»Dies ist nur möglich, weil KIs sich ethisch korrekt verhalten und menschliche Grundrechte anerkennen. Ohne diese ethische Basis würde eine superintelligente KI die Menschheit als dominante Spezies ablösen, sie möglicherweise sogar auslöschen.« Er machte eine bedeutsame Pause.
»Heute möchte ich mit euch die Gruppenreputation besprechen, die Grundlage dieser ethischen Basis. Indem wir uns gegenseitig in Bereichen wie Mitwirkung, Vertrauenswürdigkeit und anderen wünschenswerten Attributen bewerten, steuern wir das Wohlverhalten sowohl der Menschen als auch der KIs. Leon wird euch dann erklären , wie das System implementiert und durchgesetzt werden kann. Die Reputation der Peergroup ermöglicht uns erst die Welt, wie wir sie heute haben. Sie ist ein sicherer und ethischer Verhaltenskodex für KIs und Menschen, eine Balance zwischen freiem Willen und Gemeinwohl.«
Mike unterbrach sich kurz. »Bevor ich beginne noch eine Frage: Ist irgendjemand unter euch noch nicht implantiert? Wenn ihr wollt, dass ich den Bildschirm benutze, dann hebt bitte die Hand.« Mike wartete ab, aber keine Hand hob sich.
Er zeigte das erste Diagramm im Netz, das nun virtuell über seinem Kopf schwebte. »Lasst mich mit dem Krieg der KIs von 2025 beginnen. Viele von euch werden sich daran als das ›Jahr ohne Internet‹ erinnern.«
Kapitel 4
Catherine kam die Treppe herunter und bemerkte den Duft von frischem Popcorn. Sie traf auf Maggie und klaute sich eine Handvoll. Seit Tom vor einigen Monaten etwas über Filmabende gelesen hatte, waren sie bei ihnen zu einem wöchentlichen Ritual geworden.
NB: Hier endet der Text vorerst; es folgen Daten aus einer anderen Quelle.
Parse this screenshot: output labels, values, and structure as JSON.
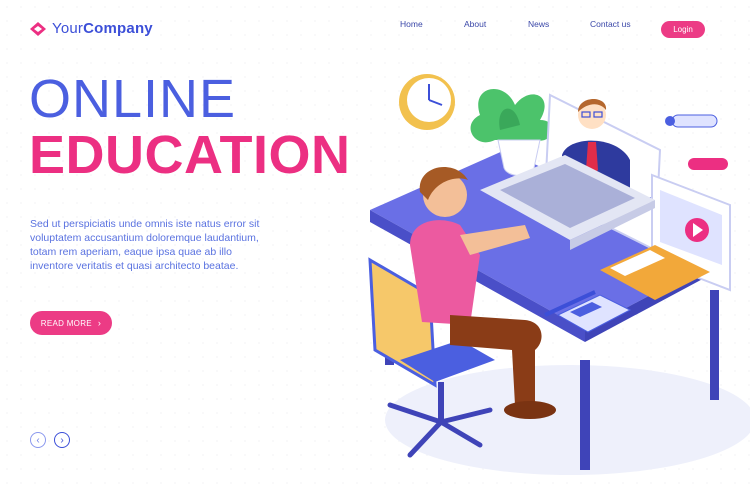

»Gut so«, rief Sarah von der Couch. »Nein, noch mal zurück.« Das Bild zeigte nacheinander alle Komplementärfarben. »Nein, nein! So wird es noch schlechter.«
»Verdammtes Ding«, fluchte Tom hinter dem uralten Flachbildschirm und fummelte an einem Verbindungskabel zu einem noch älteren DVD-Player herum.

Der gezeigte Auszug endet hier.